# Definition:Gradient Operator/Riemannian Manifold

## Definition

### Definition 1

Let $\struct {M, g}$ be a Riemannian manifold equiped with a metric $g$.

Let $f \in \map {\CC^\infty} M$ be a smooth mapping on $M$.

The gradient of $f$ is defined as:

 $\ds \grad f$ $:=$ $\ds \nabla f$ $\ds$ $=$ $\ds g^{-1} \d_{\d R} f$

where $\d_{\d R}$ is de Rham differential.

### Definition 2

Let $\struct {M, g}$ be a Riemannian manifold equiped with a metric $g$.

Let $f \in \map {\CC^\infty} M : M \to \R$ be a smooth mapping on $M$.

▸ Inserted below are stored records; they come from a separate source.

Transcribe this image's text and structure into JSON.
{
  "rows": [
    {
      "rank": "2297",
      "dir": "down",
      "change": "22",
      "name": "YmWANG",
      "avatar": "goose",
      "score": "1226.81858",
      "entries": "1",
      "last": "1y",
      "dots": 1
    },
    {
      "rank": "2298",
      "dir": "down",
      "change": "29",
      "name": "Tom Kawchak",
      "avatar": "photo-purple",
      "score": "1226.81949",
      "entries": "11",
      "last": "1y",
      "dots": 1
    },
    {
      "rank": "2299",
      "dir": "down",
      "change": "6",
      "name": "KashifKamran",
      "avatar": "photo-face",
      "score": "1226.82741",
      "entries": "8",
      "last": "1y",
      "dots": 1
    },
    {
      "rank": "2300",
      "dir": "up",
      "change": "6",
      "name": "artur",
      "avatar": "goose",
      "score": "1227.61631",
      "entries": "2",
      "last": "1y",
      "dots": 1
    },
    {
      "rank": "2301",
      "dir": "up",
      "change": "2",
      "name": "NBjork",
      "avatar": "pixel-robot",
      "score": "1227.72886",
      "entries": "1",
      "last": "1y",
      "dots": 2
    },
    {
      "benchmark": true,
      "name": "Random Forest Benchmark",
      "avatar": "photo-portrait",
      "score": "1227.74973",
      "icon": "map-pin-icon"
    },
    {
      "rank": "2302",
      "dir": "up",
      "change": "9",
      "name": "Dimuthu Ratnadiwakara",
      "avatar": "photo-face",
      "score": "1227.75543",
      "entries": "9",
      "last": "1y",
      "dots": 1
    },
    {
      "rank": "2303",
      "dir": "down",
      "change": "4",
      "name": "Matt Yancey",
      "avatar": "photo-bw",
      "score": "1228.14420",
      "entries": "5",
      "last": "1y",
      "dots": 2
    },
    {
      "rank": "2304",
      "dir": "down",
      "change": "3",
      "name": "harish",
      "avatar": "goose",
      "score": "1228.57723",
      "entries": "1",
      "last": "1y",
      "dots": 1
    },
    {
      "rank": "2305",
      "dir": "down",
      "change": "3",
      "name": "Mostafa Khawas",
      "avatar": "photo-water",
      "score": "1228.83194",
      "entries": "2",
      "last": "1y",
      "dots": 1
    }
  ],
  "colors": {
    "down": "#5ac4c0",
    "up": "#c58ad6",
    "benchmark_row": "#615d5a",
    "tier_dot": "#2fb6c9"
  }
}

The gradient of $f$ is the vector field obtained from the differential $\rd f$ obtained by raising an index:

$\grad f := \paren {\rd f}^\sharp$

## Also known as

The gradient of a scalar field $U$ is usually vocalised grad $U$.

## Also see

• Results about gradient can be found here.

## Historical Note

During the course of development of vector analysis, various notations for the gradient operator were introduced, as follows:

Symbol Used by
$\nabla$ Josiah Willard Gibbs and Edwin Bidwell Wilson
Oliver Heaviside
Max Abraham
$\grad$ Hendrik Antoon Lorentz